L'Œil sauvage
The Savage Eye
de Ben Maddow, Sidney Meyers, Joseph Strick
Cannes Classics

palme


Sortie en salle : 9 juillet 2008




Film inclassable sorti en 1960 dans deux cinémas à Paris, cet ovni tomba rapidement dans les oubliettes du 7e art avant d'être découvert sur le câble par le producteur Ronald Chammah.
Poème douloureux qui adopte un ton semi-documentaire, il permet de suivre Judith, jeune femme divorcée qui erre dans les rues de Los Angeles, en tentant vainement d'oublier son amour perdu. L'œuvre est signée par trois cinéastes : Ben Maddow, ancienne victime du maccarthysme ; Sidney Meyers, monteur, ainsi que Joseph Strick : ce dernier réalisera en 1971 le passionnant court métrage documentaire Interviews with My Lai Veterans qui obtiendra l'Oscar, et relate les atrocités commises par les soldats américains sur des civils vietnamiens. Ce court est d'ailleurs proposé au spectateur dans le cadre d'une double programmation.
L'Œil sauvage peut se lire d'abord comme un pavé dans la mare de l'american way of life : longtemps traité de façon implicite par le cinéma américain, le thème de la décomposition de la cellule familiale est ici abordé frontalement, et la solitude urbaine du personnage principal annonce les grandes figures féminines des années 70, magnifiées par Cassavetes (avec Gena Rowlands) ou Martin Scorsese (Ellen Burstyn). La faune des prédicateurs guérisseurs donne droit à une admirable séquence dans la lignée du cinéma-vérité de Jean Rouch, tout en touchant l'Amérique là où ça fait mal.
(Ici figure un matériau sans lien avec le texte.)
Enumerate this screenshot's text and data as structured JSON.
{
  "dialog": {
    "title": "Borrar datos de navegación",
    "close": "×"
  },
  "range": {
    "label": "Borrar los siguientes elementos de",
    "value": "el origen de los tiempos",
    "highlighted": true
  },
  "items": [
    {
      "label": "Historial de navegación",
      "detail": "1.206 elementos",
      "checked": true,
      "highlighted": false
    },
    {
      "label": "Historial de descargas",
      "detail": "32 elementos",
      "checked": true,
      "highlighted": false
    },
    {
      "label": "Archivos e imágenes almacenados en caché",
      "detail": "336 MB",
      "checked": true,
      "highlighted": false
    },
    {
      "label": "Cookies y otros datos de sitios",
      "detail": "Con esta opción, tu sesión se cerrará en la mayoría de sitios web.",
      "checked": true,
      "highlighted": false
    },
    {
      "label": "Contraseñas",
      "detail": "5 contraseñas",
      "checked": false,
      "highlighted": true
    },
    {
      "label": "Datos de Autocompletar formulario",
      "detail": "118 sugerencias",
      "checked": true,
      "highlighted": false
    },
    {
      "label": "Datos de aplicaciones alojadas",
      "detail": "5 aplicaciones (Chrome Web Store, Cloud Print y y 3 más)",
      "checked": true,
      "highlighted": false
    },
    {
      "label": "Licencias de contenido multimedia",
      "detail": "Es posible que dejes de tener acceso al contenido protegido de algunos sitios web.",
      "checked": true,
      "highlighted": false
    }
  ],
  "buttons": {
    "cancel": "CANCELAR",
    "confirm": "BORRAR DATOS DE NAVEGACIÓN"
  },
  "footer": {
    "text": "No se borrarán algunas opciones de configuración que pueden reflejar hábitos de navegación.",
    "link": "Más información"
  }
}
Au-delà cet aspect critique, le film se meut avec bonheur dans la tendance du nouveau cinéma des années 60, préférant l'ellipse et l'éclatement narratif à la linéarité explicative du scénario en béton. Les rêves de Judith, délirant après un grave accident de voiture, anticipent l'onirisme et le filmage de l'inconscient par Alain Resnais dans L'Année dernière à Marienbad ; mais l'on songe surtout à Godard, celui d'À bout de souffle et de Deux ou trois choses que je sais d'elle, dans la maîtrise du style caméra à l'épaule (les scènes sur les trottoirs) et dans la similitude du kaléidoscope pictural et introspectif.
L'originalité esthétique de l'œuvre (Judith ne parle jamais, seule la voix off révèle ses motivations et ses fantasmes) ainsi que sa singularité dans le cinéma américain de l'époque en font une curiosité incontournable.
On pourra tout au plus regretter la trop courte durée de ce film, dont il faut par ailleurs saluer l'amirable photo ainsi que la touchante partition musicale de Leonard Rosenman.

Gérard Crespo


 


1h07 - 1960 - USA - Scénario et dialogues : Ben Maddow, Sidney Meyers, Joseph Strick - Photo : Jack Couffer, Helen Levitt, Haskell Wexler - Décors : - - Musique : Leonard Rosenman - Montage : Ben Maddow, Sidney Meyers, Joseph Strick - Son : Verna Fields - Interprétation : Barbara Bexley, Gary Merrill.